Chapter thirty-one of Unknown North, a novel that will be published chapter-by-chapter until it’s done. All chapters so far: Unknown North.
Sophie giggled as she was chased through the trees. Henry made a scrambling lunge and caught Sophie’s arm, forcing a surprised squeal from her.
“Gotcha!” he panted.
The moment passed and Sophie’s face faded from joy to the same dour expression she’d been wearing when Henry suggested tag in the first place, to try and cheer her up.
“What’s up, Soph?” he wondered, standing straight and smiling. “I thought you loved being here in person.”
“I do… Only you got me thinking. We can’t wake up.”
“Look,” he said softly, moving over to her and speaking in a confidential tone of voice. “You don’t have to lie to me. What’s really up?”
Henry paused and Sophie met his eyes, nodding almost imperceptibly.
“We’ll find Ana-loop. You know that, right?” he asked.
“How?” she snapped, her eyes flickering apologetically; she hadn’t intended to be so gruff. “You know she would have met us by now if she could have. They’ve arrested her, Henry! How are we supposed to find her?”

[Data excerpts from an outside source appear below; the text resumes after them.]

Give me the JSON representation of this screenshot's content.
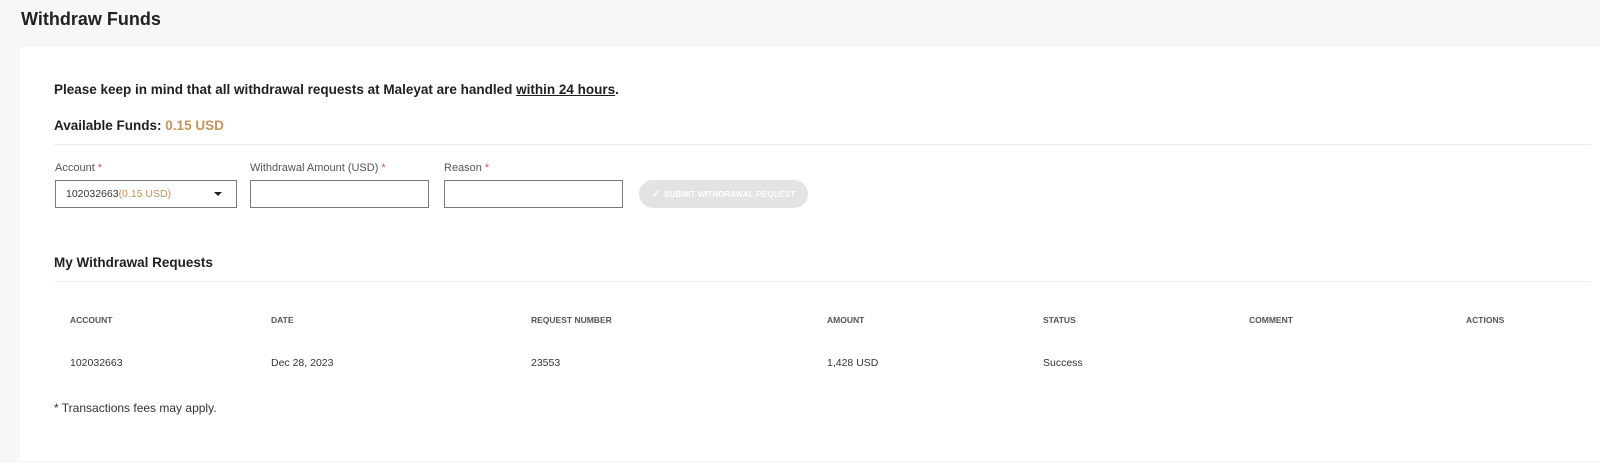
{
  "page": {
    "title": "Withdraw Funds"
  },
  "notice": {
    "text_before": "Please keep in mind that all withdrawal requests at Maleyat are handled ",
    "emphasis": "within 24 hours",
    "text_after": "."
  },
  "funds": {
    "label": "Available Funds:",
    "amount": "0.15 USD"
  },
  "form": {
    "account": {
      "label": "Account",
      "required_mark": "*",
      "selected_value": "102032663",
      "selected_balance": "(0.15 USD)"
    },
    "amount": {
      "label": "Withdrawal Amount (USD)",
      "required_mark": "*",
      "value": "",
      "placeholder": ""
    },
    "reason": {
      "label": "Reason",
      "required_mark": "*",
      "value": "",
      "placeholder": ""
    },
    "submit_label": "SUBMIT WITHDRAWAL REQUEST",
    "submit_icon": "check-icon"
  },
  "requests": {
    "title": "My Withdrawal Requests",
    "columns": [
      "ACCOUNT",
      "DATE",
      "REQUEST NUMBER",
      "AMOUNT",
      "STATUS",
      "COMMENT",
      "ACTIONS"
    ],
    "rows": [
      {
        "account": "102032663",
        "date": "Dec 28, 2023",
        "request_number": "23553",
        "amount": "1,428 USD",
        "status": "Success",
        "comment": "",
        "actions": ""
      }
    ]
  },
  "footnote": "* Transactions fees may apply.",
  "colors": {
    "accent": "#c5925c",
    "required": "#d9534f",
    "button_disabled": "#e3e3e3"
  }
}
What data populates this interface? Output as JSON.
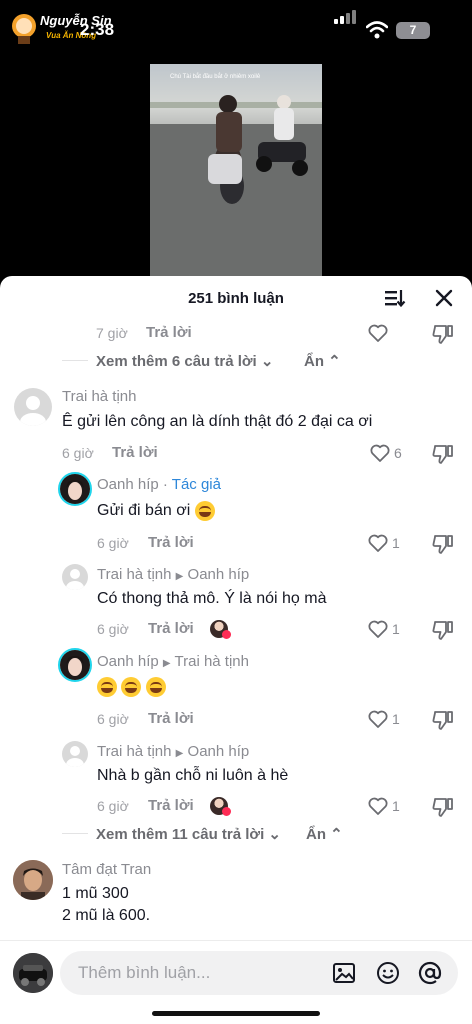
{
  "status": {
    "time": "2:38",
    "battery": "7",
    "logo_name": "Nguyễn Sin",
    "logo_sub": "Vua Ăn Nông"
  },
  "video": {
    "caption": "Chú Tài bắt đầu bắt ở nhiêm xoilê"
  },
  "header": {
    "title": "251 bình luận"
  },
  "comments_top": {
    "time": "7 giờ",
    "reply": "Trả lời"
  },
  "more1": {
    "label": "Xem thêm 6 câu trả lời",
    "hide": "Ẩn"
  },
  "c1": {
    "name": "Trai hà tịnh",
    "text": "Ê gửi lên công an là dính thật đó 2 đại ca ơi",
    "time": "6 giờ",
    "reply": "Trả lời",
    "likes": "6"
  },
  "r1": {
    "name": "Oanh híp",
    "author": "Tác giả",
    "sep": " · ",
    "text": "Gửi đi bán ơi",
    "time": "6 giờ",
    "reply": "Trả lời",
    "likes": "1"
  },
  "r2": {
    "name": "Trai hà tịnh",
    "to": "Oanh híp",
    "text": "Có thong thả mô. Ý là nói họ mà",
    "time": "6 giờ",
    "reply": "Trả lời",
    "likes": "1"
  },
  "r3": {
    "name": "Oanh híp",
    "to": "Trai hà tịnh",
    "time": "6 giờ",
    "reply": "Trả lời",
    "likes": "1"
  },
  "r4": {
    "name": "Trai hà tịnh",
    "to": "Oanh híp",
    "text": "Nhà b gần chỗ ni luôn à hè",
    "time": "6 giờ",
    "reply": "Trả lời",
    "likes": "1"
  },
  "more2": {
    "label": "Xem thêm 11 câu trả lời",
    "hide": "Ẩn"
  },
  "c2": {
    "name": "Tâm đạt Tran",
    "line1": "1 mũ 300",
    "line2": "2 mũ là 600."
  },
  "composer": {
    "placeholder": "Thêm bình luận..."
  },
  "colors": {
    "author_tag": "#2e87d9",
    "accent": "#fe2c55",
    "story_ring": "#20d5ec"
  }
}
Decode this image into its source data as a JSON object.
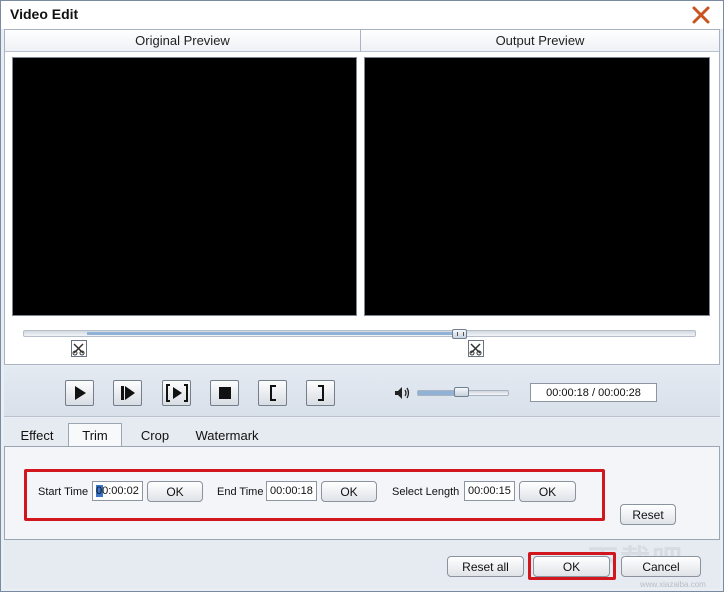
{
  "window": {
    "title": "Video Edit"
  },
  "preview": {
    "original_label": "Original Preview",
    "output_label": "Output Preview"
  },
  "playback": {
    "position_fraction": 0.65,
    "volume_fraction": 0.48,
    "time_display": "00:00:18 / 00:00:28"
  },
  "tabs": [
    {
      "label": "Effect",
      "active": false
    },
    {
      "label": "Trim",
      "active": true
    },
    {
      "label": "Crop",
      "active": false
    },
    {
      "label": "Watermark",
      "active": false
    }
  ],
  "trim": {
    "start_label": "Start Time",
    "start_value": "00:00:02",
    "start_ok": "OK",
    "end_label": "End Time",
    "end_value": "00:00:18",
    "end_ok": "OK",
    "length_label": "Select Length",
    "length_value": "00:00:15",
    "length_ok": "OK",
    "reset_label": "Reset"
  },
  "footer": {
    "reset_all": "Reset all",
    "ok": "OK",
    "cancel": "Cancel"
  },
  "watermark": {
    "text": "下载吧",
    "url": "www.xiazaiba.com"
  },
  "colors": {
    "highlight": "#d2161e",
    "accent": "#8fb2d6"
  }
}
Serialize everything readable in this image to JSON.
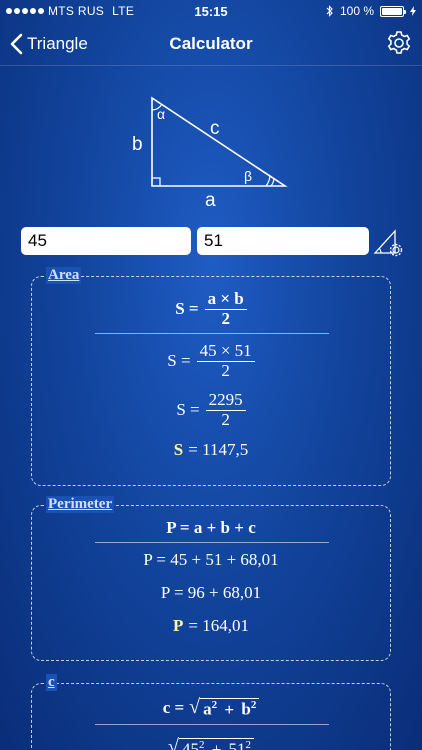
{
  "status_bar": {
    "carrier": "MTS RUS",
    "network": "LTE",
    "time": "15:15",
    "battery_percent": "100 %",
    "battery_level": 1.0
  },
  "nav": {
    "back_label": "Triangle",
    "title": "Calculator"
  },
  "diagram": {
    "label_a": "a",
    "label_b": "b",
    "label_c": "c",
    "label_alpha": "α",
    "label_beta": "β"
  },
  "inputs": {
    "a_value": "45",
    "b_value": "51"
  },
  "area": {
    "title": "Area",
    "formula_lhs": "S =",
    "formula_num": "a × b",
    "formula_den": "2",
    "step1_lhs": "S =",
    "step1_num": "45 × 51",
    "step1_den": "2",
    "step2_lhs": "S =",
    "step2_num": "2295",
    "step2_den": "2",
    "result_lhs": "S",
    "result_rhs": "= 1147,5"
  },
  "perimeter": {
    "title": "Perimeter",
    "formula": "P = a + b + c",
    "step1": "P = 45 + 51 + 68,01",
    "step2": "P = 96 + 68,01",
    "result_lhs": "P",
    "result_rhs": "= 164,01"
  },
  "hypotenuse": {
    "title": "c",
    "formula_lhs": "c =",
    "formula_term1": "a",
    "formula_plus": "+",
    "formula_term2": "b",
    "exp": "2",
    "step1_term1": "45",
    "step1_term2": "51"
  },
  "colors": {
    "background": "#12459e",
    "result_highlight": "#fff7a8",
    "section_title": "#cfe0ff"
  }
}
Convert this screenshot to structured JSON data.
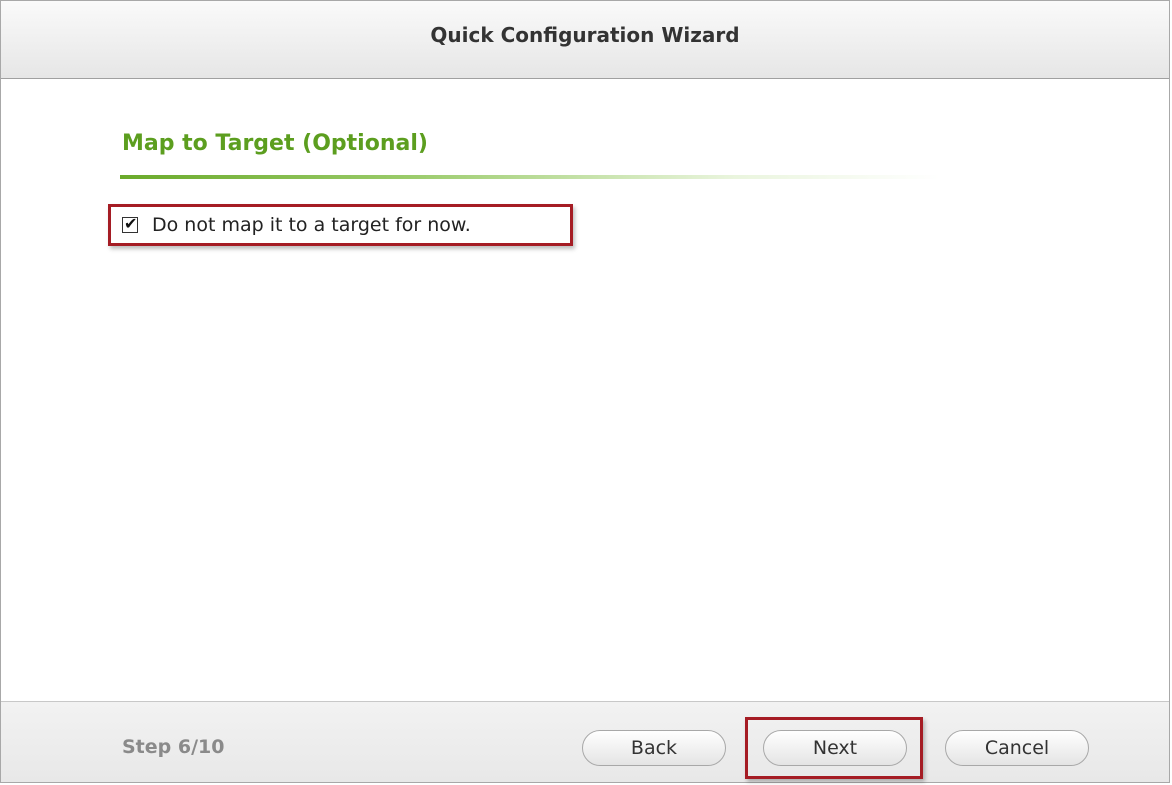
{
  "window": {
    "title": "Quick Configuration Wizard"
  },
  "section": {
    "title": "Map to Target (Optional)"
  },
  "option": {
    "checked": true,
    "check_glyph": "✔",
    "label": "Do not map it to a target for now."
  },
  "footer": {
    "step": "Step 6/10",
    "back_label": "Back",
    "next_label": "Next",
    "cancel_label": "Cancel"
  },
  "colors": {
    "accent_green": "#5c9e1f",
    "highlight_red": "#a51c24"
  }
}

“I can help,” a light voice said evenly. It was a hushed sound, like a leaf tickering over concrete. Both children tensed. Henry looked terrified.
“Who said that?” he demanded. In front of them, a jagged wedge of felled tree, six or seven feet tall, shuddered and moved, exposing arms and legs the color of bark that creaked like leather.
“I did,” the figure said in a strange voice that fluted in chords over an uneasy harmony. “My name is Dajenour. I can take you to Ana-loop.”
Henry and Sophie backed away a step, their hands reaching into the air between them, trying to find each other.
“Are you… the Golgantry?” Henry wondered, trying to hold his voice steady.
It was difficult to hold a conversation with the being before them: It had no discernible eyes to look into, nor even a proper head to approximate where the eyes should be. There was a head-like hump between thin, branch-like and handless arms, but that was it.
“We are,” Dajenour answered.
As they watched, massive wings unfurled behind the creature and it stepped forward. Henry stepped back, but this time Sophie held her ground. Henry glanced at her and could tell by her set features that she’d had enough. It was the way she sometimes looked at school when the older kids picked on her, and it was the look that shut them up and made them go about their business.
“You were chasing Ana-loop,” Sophie charged, sounding much braver than she felt.
“I did as I was asked, as I have to,” Dajenour responded, his voice a high-pitched trill that trilled higher as he spoke, like the sound of breaking glass shelves.
Henry winced and covered his ears, his stomach roiling and his heart pounding: It didn’t take a linguist to tell you the thing was upset.
“That doesn’t make it right,” Sophie observed.
The Golgantry beat its wings once, the force of the air buffeting the grass and ruffling Sophie’s hair.
“Ana-loop can explain. I will take you to her. She asked to see you.”
“No!” Henry cried out, missing as he reached out to grab Sophie before she stepped forward. Henry didn’t move after her, though, trapped as he was between heroism, self-preservation, and the gut feeling that Dajenour didn’t mean Sophie harm. He watched in disbelief as Sophie took another step forward.
“Do you want to see her?” Dajenour asked in a much more subdued tone that reminded Henry of screws rattling around in an empty coffee can. The Golgantry extended its arms and wings wide.
“How?” Sophie whispered in awe of the now-looming presence. Bat-like wings, she would say later—massive bat-like wings made of tree bark and leather.
“We will fly.”
Sophie shook her head.
“No—I don’t like heights.”
“Sophie!” Henry pleaded as she took another step forward anyway. “Sophie! No! Don’t!”
Dajenour wrapped its arms tightly around the small girl, her face completely hidden against the thing’s chest. Its massive wings beat and in two swoops they were too high for Henry to grab for, even with a running jump.
“Sophie…!” he gasped quietly.
Behind him there was a rustling in the brush, then Bransen burst through to the space where Henry stood, watching the canopy above. Bransen was followed closely by Luci and Mouse.
“Where’s Sophie?” Luci demanded. “Is she hiding?”
Henry could tell by her panicked tone that she knew damn well Sophie wasn’t hiding.
“He took her,” the boy answered robotically. “The Golgantry.”
“Oh my God,” Luci breathed and withered to her knees with her hands covering her mouth.